Incidence of Castleman disease has been reported with several cancers, including Kaposi sarcoma (KS), non-Hodgkin lymphoma (NHL) and Hodgkin Lymphoma (HL).  Since KS and Castleman disease are independently affiliated with HHV-8, it is not surprising that they sometimes occur together.2 Almost 15% of patients with multicentric Castleman disease have KS; however, the occurrence of Castleman disease  can be as high as 70% in patients who are also infected with HIV.  Up to 20% of multicentric patients can develop or present with NHL; these patients have a much higher mortality rate than if they had either condition independently.  There is also an association between both unicentric and multicentric disease with HL, although the incidence is much less than with KS and NHL.
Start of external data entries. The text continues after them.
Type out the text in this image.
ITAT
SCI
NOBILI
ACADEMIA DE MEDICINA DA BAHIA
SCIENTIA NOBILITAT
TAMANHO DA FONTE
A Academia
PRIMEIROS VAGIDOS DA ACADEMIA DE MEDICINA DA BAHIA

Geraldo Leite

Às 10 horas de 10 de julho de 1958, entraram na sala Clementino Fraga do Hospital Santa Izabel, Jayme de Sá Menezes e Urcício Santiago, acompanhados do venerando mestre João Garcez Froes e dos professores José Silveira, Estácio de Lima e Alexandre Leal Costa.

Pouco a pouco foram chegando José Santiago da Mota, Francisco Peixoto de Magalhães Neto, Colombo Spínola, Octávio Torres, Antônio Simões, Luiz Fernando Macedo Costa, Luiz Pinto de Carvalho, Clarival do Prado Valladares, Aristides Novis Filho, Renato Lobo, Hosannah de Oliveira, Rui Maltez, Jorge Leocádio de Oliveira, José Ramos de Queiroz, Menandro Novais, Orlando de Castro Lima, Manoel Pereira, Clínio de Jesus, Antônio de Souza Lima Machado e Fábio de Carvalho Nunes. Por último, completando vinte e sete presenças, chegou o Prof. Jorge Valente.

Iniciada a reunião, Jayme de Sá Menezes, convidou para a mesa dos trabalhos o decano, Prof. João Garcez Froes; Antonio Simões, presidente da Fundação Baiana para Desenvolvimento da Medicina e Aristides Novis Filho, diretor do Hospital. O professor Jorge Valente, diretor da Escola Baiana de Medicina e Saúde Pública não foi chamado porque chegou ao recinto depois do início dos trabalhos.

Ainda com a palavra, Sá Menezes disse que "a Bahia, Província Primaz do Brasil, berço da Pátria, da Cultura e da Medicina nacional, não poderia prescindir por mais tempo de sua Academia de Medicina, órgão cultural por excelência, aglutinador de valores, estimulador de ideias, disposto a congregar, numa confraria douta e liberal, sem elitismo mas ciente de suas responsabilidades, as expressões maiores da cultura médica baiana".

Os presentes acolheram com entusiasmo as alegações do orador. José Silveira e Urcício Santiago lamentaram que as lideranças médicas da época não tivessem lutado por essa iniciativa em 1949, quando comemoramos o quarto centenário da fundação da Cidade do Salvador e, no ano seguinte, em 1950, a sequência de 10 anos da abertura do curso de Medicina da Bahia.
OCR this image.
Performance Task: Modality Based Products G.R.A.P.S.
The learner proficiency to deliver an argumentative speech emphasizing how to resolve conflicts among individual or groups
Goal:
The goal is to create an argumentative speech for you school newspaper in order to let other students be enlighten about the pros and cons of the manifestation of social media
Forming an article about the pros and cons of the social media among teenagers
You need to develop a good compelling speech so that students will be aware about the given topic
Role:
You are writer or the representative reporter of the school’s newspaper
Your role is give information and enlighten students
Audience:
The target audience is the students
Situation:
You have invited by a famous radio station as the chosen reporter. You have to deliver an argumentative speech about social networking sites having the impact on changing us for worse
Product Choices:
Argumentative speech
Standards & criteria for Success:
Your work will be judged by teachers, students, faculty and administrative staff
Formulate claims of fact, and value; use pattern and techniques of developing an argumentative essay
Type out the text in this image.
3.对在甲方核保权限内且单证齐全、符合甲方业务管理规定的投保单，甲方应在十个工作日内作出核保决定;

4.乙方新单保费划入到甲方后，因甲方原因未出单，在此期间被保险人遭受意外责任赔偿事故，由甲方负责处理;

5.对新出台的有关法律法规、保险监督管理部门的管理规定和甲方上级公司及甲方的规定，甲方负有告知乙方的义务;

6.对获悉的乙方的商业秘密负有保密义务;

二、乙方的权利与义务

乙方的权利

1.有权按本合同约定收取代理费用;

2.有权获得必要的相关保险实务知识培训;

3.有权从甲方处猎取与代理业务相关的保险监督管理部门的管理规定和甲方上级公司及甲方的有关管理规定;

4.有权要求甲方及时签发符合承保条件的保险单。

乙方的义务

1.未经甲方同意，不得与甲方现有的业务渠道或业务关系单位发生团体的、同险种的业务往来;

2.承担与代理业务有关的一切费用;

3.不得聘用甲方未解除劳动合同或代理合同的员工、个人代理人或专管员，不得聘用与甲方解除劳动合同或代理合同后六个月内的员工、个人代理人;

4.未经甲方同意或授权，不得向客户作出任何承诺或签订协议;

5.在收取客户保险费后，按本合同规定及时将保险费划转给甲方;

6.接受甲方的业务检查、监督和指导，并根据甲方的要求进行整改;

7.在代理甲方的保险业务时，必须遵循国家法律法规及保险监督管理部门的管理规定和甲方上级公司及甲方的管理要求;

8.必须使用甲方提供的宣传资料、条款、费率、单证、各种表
In terms of treatment options—what is the best option? Surgery is a curative option in unicentric disease, although that is not the case in multicentric disease due to a more diffuse distribution throughout the body.  Patients with multicentric Castleman disease will often need chemotherapy, although the most efficacious regimen has yet to be proven.  

While Rituximab is one of the more common agents used, although the use of etoposide, vinblastine, and steroids have also been reported.  Lymphoma regimens such as CHOP (cyclophosphamide, doxorubicin, vincristine and prednisone) and CVAD (cyclophosphamide, vincristine, doxorubicin and dexamethasone) have also been used with some success. Additional research and enhanced recognition of this condition will serve to better determine optimal treatment options moving forward.


1. Larroche C, Cacoub P, Soulier J, et al. Castleman’s disease and lymphoma: report of eight cases in HIV-negative patients and literature review. Am J Hematol. 2002 Feb;69(2):119-26.
2. Bower M, Newsom-Davis T, Naresh K, et al. Clinical Features and Outcome in HIV-Associated Multicentric Castleman’s Disease. J Clin Oncol. 2011 Jun 20;29(18):2481-6. doi: 10.1200/JCO.2010.34.1909. Epub 2011 May 9.